Additional Information and Where to Find It
In connection with the proposed merger, Aircastle intends to file relevant materials with the SEC, including a preliminary proxy statement on Schedule 14A, and Aircastle and certain other persons, including Marubeni, intend to file a Schedule13E-3 transaction statement with the SEC. Following the filing of the definitive proxy statement with the SEC, Aircastle will mail the definitive proxy statement and a proxy card to each shareholder entitled to vote at the special meeting relating to the proposed merger. INVESTORS ARE URGED TO READ THE PROXY STATEMENT AND THE SCHEDULE13E-3 WHEN THEY BECOME AVAILABLE BECAUSE THEY WILL CONTAIN IMPORTANT INFORMATION. Investors may obtain the proxy statement, as well as other filings containing information about Aircastle, free of charge, from the SEC’s Web site (www.sec.gov).
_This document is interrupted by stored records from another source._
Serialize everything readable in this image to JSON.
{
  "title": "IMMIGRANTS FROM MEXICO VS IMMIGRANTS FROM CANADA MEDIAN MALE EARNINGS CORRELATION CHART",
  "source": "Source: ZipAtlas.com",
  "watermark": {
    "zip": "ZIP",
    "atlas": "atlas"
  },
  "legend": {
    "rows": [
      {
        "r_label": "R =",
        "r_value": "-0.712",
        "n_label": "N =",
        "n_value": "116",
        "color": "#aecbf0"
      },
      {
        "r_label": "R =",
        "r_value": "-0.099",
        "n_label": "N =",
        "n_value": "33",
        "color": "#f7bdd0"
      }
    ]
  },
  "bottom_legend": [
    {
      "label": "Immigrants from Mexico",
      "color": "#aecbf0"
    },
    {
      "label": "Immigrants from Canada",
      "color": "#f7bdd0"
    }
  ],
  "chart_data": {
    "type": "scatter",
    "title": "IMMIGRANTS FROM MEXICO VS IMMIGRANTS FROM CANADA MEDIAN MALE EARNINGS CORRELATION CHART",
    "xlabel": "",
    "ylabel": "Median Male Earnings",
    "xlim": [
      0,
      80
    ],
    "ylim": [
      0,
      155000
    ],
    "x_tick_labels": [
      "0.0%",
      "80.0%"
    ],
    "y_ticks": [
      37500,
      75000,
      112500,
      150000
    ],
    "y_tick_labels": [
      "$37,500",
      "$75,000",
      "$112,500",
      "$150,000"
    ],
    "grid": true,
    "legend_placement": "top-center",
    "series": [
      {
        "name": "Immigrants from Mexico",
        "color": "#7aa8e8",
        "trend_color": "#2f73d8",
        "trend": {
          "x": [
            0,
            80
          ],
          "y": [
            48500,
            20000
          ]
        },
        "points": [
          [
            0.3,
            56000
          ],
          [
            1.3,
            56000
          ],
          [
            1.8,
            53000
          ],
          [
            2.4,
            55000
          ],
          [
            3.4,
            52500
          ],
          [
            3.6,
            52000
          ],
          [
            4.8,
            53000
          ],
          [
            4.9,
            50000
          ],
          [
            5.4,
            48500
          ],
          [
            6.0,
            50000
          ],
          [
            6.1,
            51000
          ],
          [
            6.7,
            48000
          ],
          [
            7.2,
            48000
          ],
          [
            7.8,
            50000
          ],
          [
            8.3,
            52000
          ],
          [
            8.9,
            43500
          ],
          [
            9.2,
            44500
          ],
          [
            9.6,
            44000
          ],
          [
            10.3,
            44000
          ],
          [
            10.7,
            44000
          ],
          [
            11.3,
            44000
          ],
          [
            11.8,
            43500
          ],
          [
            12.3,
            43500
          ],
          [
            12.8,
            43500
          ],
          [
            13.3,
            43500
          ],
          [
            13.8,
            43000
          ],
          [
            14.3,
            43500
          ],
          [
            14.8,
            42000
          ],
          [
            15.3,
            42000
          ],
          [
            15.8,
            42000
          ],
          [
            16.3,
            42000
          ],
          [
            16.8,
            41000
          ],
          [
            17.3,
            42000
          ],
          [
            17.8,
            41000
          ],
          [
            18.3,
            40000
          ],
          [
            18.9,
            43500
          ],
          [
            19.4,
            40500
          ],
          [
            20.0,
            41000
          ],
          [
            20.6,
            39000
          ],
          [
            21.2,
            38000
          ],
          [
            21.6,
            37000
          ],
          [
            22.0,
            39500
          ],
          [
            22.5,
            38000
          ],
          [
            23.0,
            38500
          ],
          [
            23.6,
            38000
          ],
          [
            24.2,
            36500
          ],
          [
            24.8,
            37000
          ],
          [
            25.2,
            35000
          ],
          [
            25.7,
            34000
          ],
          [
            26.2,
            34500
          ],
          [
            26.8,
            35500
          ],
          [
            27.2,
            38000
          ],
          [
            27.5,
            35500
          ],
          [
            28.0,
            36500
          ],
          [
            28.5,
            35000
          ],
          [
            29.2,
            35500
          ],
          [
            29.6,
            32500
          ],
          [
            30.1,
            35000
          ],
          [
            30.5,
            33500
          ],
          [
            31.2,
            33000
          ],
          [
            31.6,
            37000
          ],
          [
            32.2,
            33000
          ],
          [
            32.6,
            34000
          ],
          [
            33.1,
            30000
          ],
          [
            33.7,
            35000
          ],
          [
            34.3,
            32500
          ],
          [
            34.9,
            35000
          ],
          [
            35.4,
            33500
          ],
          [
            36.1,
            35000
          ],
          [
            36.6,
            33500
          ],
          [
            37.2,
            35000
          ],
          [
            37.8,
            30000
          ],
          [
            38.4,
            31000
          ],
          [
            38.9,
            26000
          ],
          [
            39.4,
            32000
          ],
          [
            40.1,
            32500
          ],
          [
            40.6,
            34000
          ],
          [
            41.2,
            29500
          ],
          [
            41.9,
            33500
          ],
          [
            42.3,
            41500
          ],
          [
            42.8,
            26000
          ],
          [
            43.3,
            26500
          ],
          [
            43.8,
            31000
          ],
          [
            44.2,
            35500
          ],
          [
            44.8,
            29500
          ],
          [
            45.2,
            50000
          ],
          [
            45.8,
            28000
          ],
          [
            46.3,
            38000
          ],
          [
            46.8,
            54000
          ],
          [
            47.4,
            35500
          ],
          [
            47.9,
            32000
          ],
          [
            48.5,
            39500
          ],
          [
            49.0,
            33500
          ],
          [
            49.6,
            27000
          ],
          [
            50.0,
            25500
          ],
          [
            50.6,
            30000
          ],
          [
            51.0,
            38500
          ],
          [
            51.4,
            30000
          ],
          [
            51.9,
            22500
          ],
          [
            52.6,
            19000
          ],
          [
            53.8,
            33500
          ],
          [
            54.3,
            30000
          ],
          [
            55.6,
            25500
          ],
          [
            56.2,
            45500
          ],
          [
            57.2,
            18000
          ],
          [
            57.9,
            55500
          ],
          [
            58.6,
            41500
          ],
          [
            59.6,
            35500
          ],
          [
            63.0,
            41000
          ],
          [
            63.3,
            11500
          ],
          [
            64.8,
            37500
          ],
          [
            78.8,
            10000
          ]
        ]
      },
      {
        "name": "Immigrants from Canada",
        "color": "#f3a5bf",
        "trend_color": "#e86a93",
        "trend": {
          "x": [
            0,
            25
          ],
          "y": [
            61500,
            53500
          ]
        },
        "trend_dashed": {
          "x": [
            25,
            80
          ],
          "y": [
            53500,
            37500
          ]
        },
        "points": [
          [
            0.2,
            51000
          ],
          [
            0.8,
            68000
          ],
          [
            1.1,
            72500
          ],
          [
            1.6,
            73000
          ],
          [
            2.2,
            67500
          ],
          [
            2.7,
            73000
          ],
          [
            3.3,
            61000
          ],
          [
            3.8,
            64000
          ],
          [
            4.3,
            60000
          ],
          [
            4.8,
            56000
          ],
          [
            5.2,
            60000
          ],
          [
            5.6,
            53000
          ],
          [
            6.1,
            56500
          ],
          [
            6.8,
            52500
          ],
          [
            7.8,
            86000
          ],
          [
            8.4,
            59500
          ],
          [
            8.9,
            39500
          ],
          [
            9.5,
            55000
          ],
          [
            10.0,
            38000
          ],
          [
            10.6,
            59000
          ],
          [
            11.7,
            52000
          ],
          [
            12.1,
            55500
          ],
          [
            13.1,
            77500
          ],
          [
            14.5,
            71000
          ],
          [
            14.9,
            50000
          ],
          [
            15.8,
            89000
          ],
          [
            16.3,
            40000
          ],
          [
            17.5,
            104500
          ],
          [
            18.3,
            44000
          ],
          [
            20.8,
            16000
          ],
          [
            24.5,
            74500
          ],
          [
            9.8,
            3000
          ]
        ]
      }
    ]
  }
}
Investors may also obtain Aircastle’s SEC filings in connection with the transaction, free of charge, by directing a request to Aircastle Limited, Attention: Investor Relations, 201 Tresser Boulevard, Suite 400, Stamford, CT 06901.
Participants in the Merger Solicitation
Aircastle and its directors, executive officers and employees and certain other persons may be deemed to be participants in the solicitation of proxies in respect of the transaction. Information regarding Aircastle’s directors and executive officers is available in its definitive proxy statement for its 2019 annual meeting of shareholders filed with the SEC on April 4, 2019. This document can be obtained free of charge from the sources indicated above. Other information regarding the interests of the participants in the proxy solicitation will be included in the proxy statement relating to the transaction when it becomes available. This document does not constitute a solicitation of a proxy, an offer to purchase or a solicitation of an offer to sell any securities.